There are growing concerns that artificial intelligence (AI) and robotics will slowly take more jobs away from people as they are further developed and become more complex. A recent study from Redwood Software and Sapio Research seems to support these worries, revealing that information technology (IT) leaders believe nearly 60 percent of businesses can be automated within the next five years. That’s much higher and sooner than The University of Oxford’s prediction saying at least 47 percent of jobs were at risk of automation in the coming decades, according to TechRepublic.
500 IT leaders evenly split between the US and the UK were surveyed, and in addition to the aforementioned percentage, an average of 70 percent said robotics have become more of a priority in the last year. The U.S. alone has already invested over $700 billion in robotics stocks, and the study shows the U.S. is more accepting of the change than the UK.
“There is no question that the US is currently the world leader in robotics automation. From heavy manufacturing to retail giants to tech innovators, the US has implemented automation solution and is seeking others,” says Redwood Software President Dennis Walsh. “While the UK has shown an openness to adopt the same automation mindset, it still lags in the US. Post-Brexit, UK companies may need to up their game in automation in order to remain competitive with their US, European and global competitors.”

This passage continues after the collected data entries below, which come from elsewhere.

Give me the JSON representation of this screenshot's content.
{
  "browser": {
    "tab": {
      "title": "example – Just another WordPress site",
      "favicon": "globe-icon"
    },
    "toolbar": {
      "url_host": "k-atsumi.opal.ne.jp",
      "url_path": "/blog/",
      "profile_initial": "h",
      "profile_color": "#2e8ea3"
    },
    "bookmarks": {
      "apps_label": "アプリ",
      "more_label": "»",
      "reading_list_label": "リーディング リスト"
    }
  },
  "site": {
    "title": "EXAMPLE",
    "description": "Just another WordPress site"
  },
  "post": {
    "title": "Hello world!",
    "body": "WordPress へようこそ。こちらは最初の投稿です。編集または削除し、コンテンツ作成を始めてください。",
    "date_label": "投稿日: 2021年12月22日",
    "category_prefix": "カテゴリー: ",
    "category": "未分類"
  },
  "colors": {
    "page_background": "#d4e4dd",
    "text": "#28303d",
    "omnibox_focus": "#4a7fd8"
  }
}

There are benefits to incorporating robotics into the workforce, of course, such as a reduction in manual labor, less mundane work, and an increased speed with which jobs are completed. However, it also brings with it an increased risk to security and the price of its implementation and maintenance. That’s all before the possibility of automation leading to a workless future for society.
Such a future may not be so bad, though. It would enable former workers to spend their time elsewhere, such as with family, learning a new skill, or simply living a comfortable life. Providing people with the resources to do any of these would be key, of course, like the concept of a universal basic income (UBI), which continues to gain support from the likes of Tesla CEO Elon Musk, Facebook CEO Mark Zuckerberg, Nobel Prize winners, and several Silicon Valley executives.
“I don’t think we’re going to have a choice,” said Musk on UBI back in February. “I think it’s going to be necessary. There will be fewer and fewer jobs that a robot cannot do better.”
Automation isn’t decades away from happening. It’s not something we can simply ignore until a more appropriate time. Automation, however slowly, is happening now, and real discussions need to be held as more people accept its existence and impact. Much like AI, Automation can be a incredibly beneficial if adopted and used correctly.